Drei weitere Zeuginnen hatten den Mann beobachtet, wie er sich der 23-jährigen Janice Anne Ott genähert hatte, einer Bewährungshelferin am Jugendgericht des King County. Sie hatten gehört, wie er auch ihr die Geschichte mit dem Segelboot auftischte, und beobachtet, dass sie in seiner Begleitung den Strand verlassen hatte. Etwa vier Stunden später ging Denise Naslund, eine 18-jährige Informatikstudentin, zu den öffentlichen Toiletten. Sie picknickte mit Freunden am Lake Sammamish, kehrte aber nie zu ihnen zurück. Später behauptete Ted Bundy, Janice Ott habe noch gelebt, als er Denise Naslund entführt habe. Und er habe die eine Frau gezwungen zuzusehen, wie er die andere tötete. In der Nacht vor seiner Hinrichtung widerrief Bundy jedoch diese Aussage.

Gründung einer Sonderkommission

Die Polizei des King County, in deren Zuständigkeitsbereich die meisten vermissten Frauen lebten, übernahm die Leitung der Ermittlungen. Dank der Vielzahl an Zeugen konnte man endlich ein Phantombild des Tatverdächtigen zeichnen lassen. Die Ermittlungsbehörden ließen Flugblätter drucken, auf denen zusätzlich der VW-Käfer beschrieben und sein mutmaßlicher Name »Ted« erwähnt war. Natürlich wurde das Konterfei auch in der Presse und im Fernsehen gezeigt. Daraufhin meldeten sich mehrere Personen bei der Polizei, die in dem Phantombild Ted Bundy wiedererkannt haben wollten: die spätere Bestsellerautorin Ann Rule, die ein Buch über die Mordserie schreiben sollte und mit Bundy lose befreundet war; ein Kollege von Ted Bundy; ein Psychologie-Professor von der University of Washington, an der Bundy studiert hatte; und schließlich auch Elizabeth Kloepfer, die damalige Lebensgefährtin von Bundy.

Ted Bundys Freundin meldet sich bei Polizei

Ursprünglich hatte eine enge Bekannte von Elizabeth Kloepfer die Zeichnung in der Zeitung entdeckt. Und sie glaubte, eine verblüffende Ähnlichkeit zum Lebensgefährten ihrer Freundin zu erkennen. Sie konnte den Typen eh nicht ausstehen. Er tat ihrer Freundin nicht gut. Er betrog sie, da war sie sicher, auch wenn sie keine Beweise dafür hatte. Und wirklich binden wollte er sich auch nicht, obwohl die beiden schon etliche Jahre ein Paar waren und Elizabeth Kloepfer ein Kind aus einer vorhergehenden Beziehung zu ernähren hatte. Schließlich zeigte die Freundin Elizabeth das Bild.
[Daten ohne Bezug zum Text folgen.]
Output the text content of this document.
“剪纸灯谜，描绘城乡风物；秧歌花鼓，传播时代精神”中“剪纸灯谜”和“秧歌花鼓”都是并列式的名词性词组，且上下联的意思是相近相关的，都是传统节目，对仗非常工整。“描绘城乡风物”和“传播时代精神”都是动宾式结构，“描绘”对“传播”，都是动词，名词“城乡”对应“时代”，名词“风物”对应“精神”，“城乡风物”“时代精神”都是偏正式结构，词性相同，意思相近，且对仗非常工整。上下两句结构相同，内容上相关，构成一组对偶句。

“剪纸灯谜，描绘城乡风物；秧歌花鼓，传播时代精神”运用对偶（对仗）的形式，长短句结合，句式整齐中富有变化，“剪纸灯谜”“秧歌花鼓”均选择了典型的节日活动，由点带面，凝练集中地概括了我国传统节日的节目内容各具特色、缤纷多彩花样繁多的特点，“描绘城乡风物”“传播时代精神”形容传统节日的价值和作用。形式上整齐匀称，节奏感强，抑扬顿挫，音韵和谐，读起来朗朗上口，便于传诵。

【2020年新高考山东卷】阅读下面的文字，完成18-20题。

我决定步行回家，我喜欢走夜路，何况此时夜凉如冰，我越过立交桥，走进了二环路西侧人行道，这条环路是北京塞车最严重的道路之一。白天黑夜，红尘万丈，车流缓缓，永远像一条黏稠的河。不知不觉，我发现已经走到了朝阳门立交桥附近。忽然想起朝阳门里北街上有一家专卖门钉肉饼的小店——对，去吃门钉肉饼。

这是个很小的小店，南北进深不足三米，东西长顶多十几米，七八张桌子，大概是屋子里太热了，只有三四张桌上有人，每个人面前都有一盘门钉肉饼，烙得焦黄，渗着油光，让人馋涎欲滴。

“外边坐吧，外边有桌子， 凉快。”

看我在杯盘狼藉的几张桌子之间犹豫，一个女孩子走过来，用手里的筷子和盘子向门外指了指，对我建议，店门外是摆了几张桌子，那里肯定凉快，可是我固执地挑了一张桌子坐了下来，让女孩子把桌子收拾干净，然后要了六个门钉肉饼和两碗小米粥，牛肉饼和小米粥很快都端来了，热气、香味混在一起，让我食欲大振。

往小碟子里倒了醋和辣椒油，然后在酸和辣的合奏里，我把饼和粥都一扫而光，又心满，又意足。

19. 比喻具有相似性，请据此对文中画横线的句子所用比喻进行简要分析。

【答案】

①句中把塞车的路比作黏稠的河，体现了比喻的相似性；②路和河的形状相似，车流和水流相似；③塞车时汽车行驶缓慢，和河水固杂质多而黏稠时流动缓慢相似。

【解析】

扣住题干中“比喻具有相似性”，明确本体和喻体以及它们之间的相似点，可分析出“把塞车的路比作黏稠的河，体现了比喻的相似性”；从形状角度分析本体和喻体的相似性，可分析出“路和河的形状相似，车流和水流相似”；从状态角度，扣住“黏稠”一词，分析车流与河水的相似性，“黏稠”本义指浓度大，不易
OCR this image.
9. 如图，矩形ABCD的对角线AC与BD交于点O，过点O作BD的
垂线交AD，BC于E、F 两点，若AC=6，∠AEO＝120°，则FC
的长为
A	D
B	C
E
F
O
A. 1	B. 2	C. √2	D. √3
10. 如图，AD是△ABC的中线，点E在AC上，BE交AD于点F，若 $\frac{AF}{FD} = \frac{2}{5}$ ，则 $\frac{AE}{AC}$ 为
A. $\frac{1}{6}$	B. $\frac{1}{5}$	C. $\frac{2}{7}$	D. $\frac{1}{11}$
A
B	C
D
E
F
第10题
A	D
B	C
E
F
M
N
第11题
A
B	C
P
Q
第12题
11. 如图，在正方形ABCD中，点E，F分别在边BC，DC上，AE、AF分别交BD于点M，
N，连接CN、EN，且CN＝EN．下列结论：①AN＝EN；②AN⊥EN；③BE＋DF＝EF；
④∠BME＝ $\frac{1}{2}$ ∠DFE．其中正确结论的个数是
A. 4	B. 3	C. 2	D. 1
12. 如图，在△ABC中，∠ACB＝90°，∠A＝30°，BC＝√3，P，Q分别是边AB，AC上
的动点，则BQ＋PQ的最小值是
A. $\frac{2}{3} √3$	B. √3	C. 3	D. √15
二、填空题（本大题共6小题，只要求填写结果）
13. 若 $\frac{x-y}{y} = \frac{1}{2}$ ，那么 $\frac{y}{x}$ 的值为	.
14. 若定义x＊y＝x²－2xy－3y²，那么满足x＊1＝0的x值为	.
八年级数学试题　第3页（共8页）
Elizabeth Kloepfer wollte zunächst nichts wissen von dem ungeheuerlichen Verdacht ihrer Freundin. Aber tief drin musste sie gespürt haben, dass etwas an den Vorwürfen dran sein könnte. Die Zeichnung ähnelte Ted Bundy in gewisser Weise, auch wenn sie ihm nicht wirklich wie aus dem Gesicht geschnitten war, wie die Freundin hartnäckig behauptete. Abgesehen von dem Bild gab es aber weitere Details der Täterbeschreibung, die Ted Bundys Freundin Elizabeth Kloepfer verunsicherten.
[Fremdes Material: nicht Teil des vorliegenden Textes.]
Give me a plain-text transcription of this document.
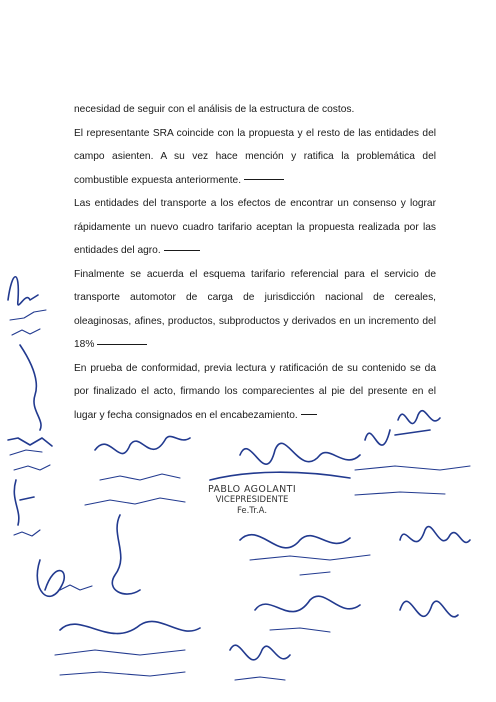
necesidad de seguir con el análisis de la estructura de costos.

El representante SRA coincide con la propuesta y el resto de las entidades del campo asienten. A su vez hace mención y ratifica la problemática del combustible expuesta anteriormente.

Las entidades del transporte a los efectos de encontrar un consenso y lograr rápidamente un nuevo cuadro tarifario aceptan la propuesta realizada por las entidades del agro.

Finalmente se acuerda el esquema tarifario referencial para el servicio de transporte automotor de carga de jurisdicción nacional de cereales, oleaginosas, afines, productos, subproductos y derivados en un incremento del 18%

En prueba de conformidad, previa lectura y ratificación de su contenido se da por finalizado el acto, firmando los comparecientes al pie del presente en el lugar y fecha consignados en el encabezamiento.

PABLO AGOLANTI
VICEPRESIDENTE
Fe.Tr.A.
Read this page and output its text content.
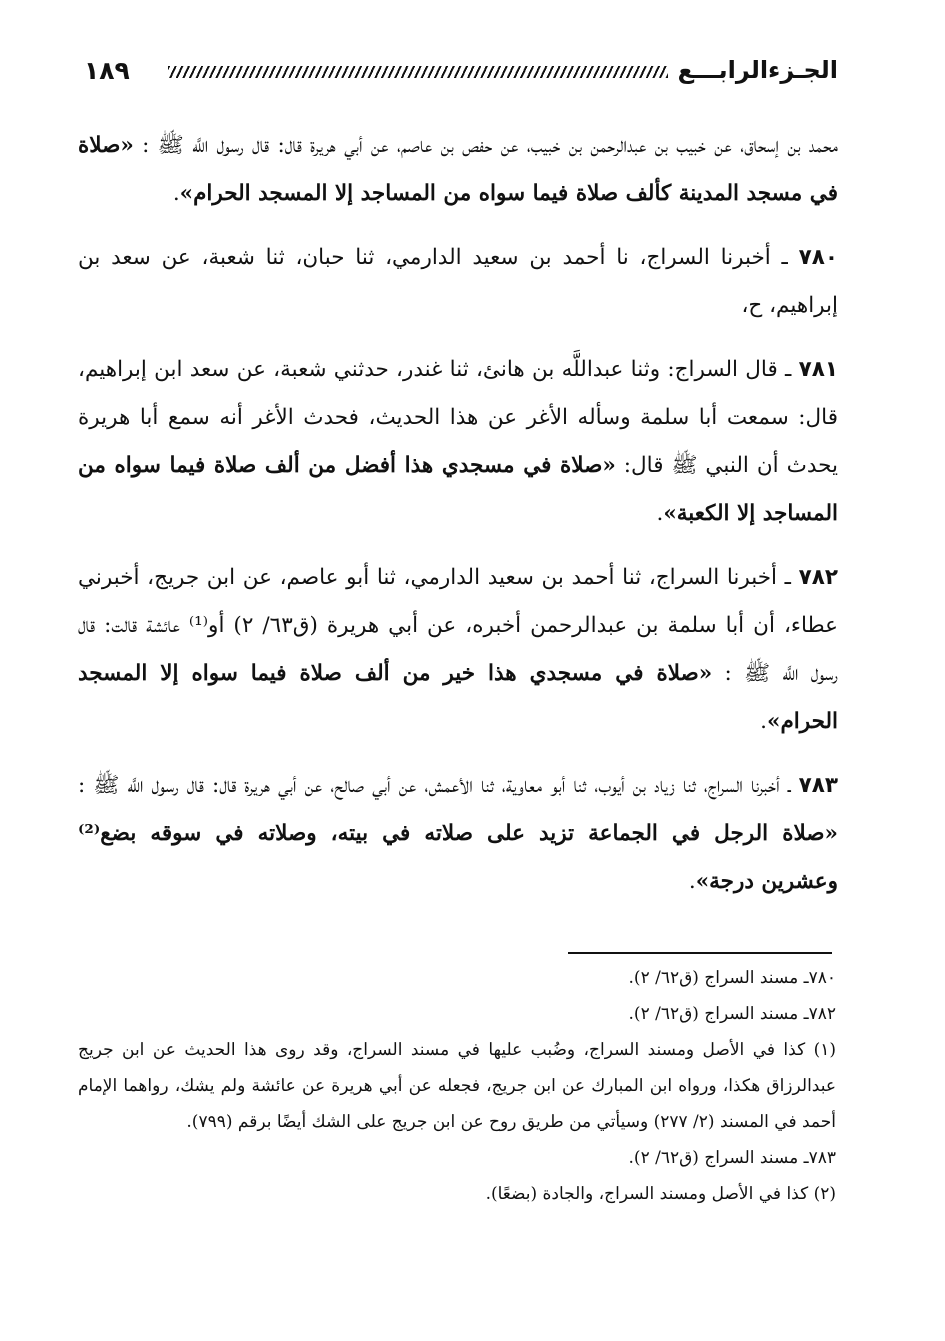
الجـزءالرابـــع
١٨٩

محمد بن إسحاق، عن خبيب بن عبدالرحمن بن خبيب، عن حفص بن عاصم، عن أبي هريرة قال: قال رسول اللَّه ﷺ : «صلاة في مسجد المدينة كألف صلاة فيما سواه من المساجد إلا المسجد الحرام».

٧٨٠ ـ أخبرنا السراج، نا أحمد بن سعيد الدارمي، ثنا حبان، ثنا شعبة، عن سعد بن إبراهيم، ح،

٧٨١ ـ قال السراج: وثنا عبداللَّه بن هانئ، ثنا غندر، حدثني شعبة، عن سعد ابن إبراهيم، قال: سمعت أبا سلمة وسأله الأغر عن هذا الحديث، فحدث الأغر أنه سمع أبا هريرة يحدث أن النبي ﷺ قال: «صلاة في مسجدي هذا أفضل من ألف صلاة فيما سواه من المساجد إلا الكعبة».

٧٨٢ ـ أخبرنا السراج، ثنا أحمد بن سعيد الدارمي، ثنا أبو عاصم، عن ابن جريج، أخبرني عطاء، أن أبا سلمة بن عبدالرحمن أخبره، عن أبي هريرة (ق٦٣/ ٢) أو⁽¹⁾ عائشة قالت: قال رسول اللَّه ﷺ : «صلاة في مسجدي هذا خير من ألف صلاة فيما سواه إلا المسجد الحرام».

٧٨٣ ـ أخبرنا السراج، ثنا زياد بن أيوب، ثنا أبو معاوية، ثنا الأعمش، عن أبي صالح، عن أبي هريرة قال: قال رسول اللَّه ﷺ : «صلاة الرجل في الجماعة تزيد على صلاته في بيته، وصلاته في سوقه بضع⁽²⁾ وعشرين درجة».

٧٨٠ـ مسند السراج (ق٦٢/ ٢).

٧٨٢ـ مسند السراج (ق٦٢/ ٢).

(١) كذا في الأصل ومسند السراج، وضُبب عليها في مسند السراج، وقد روى هذا الحديث عن ابن جريج عبدالرزاق هكذا، ورواه ابن المبارك عن ابن جريج، فجعله عن أبي هريرة عن عائشة ولم يشك، رواهما الإمام أحمد في المسند (٢/ ٢٧٧) وسيأتي من طريق روح عن ابن جريج على الشك أيضًا برقم (٧٩٩).

٧٨٣ـ مسند السراج (ق٦٢/ ٢).

(٢) كذا في الأصل ومسند السراج، والجادة (بضعًا).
In dem Steckbrief wurde der mutmaßliche Wagen des Täters beschrieben, ein VW-Käfer. Genau so ein Auto fuhr Ted Bundy seit Jahren. Dann hieß es, der Gesuchte habe einen Gips getragen, als er seine Opfer angesprochen habe. Hatte sie nicht mal Krücken und einen Gipsverband in seiner Wohnung gesehen und sich darüber gewundert? Denn schließlich hatte sich Ted Bundy ihres Wissens noch nie einen Knochen gebrochen. Was wollte er also mit den Utensilien?

Niemand erkennt Ted Bundy wieder

Im August 1974 meldete sich Ted Bundys Freundin Elizabeth Kloepfer schließlich bei der Polizei, allerdings zunächst anonym. Sie behauptete am Telefon, ihr Freund sei möglicherweise in die Vermisstenfälle verstrickt. Sie rief nochmals an und gab weitere Informationen preis. Sie schickte den Beamten sogar aktuelle Fotos von Ted Bundy zu. Die Ermittler zeigten sie den verfügbaren Augenzeugen. Niemand erkannte den Mann auf dem Foto wieder.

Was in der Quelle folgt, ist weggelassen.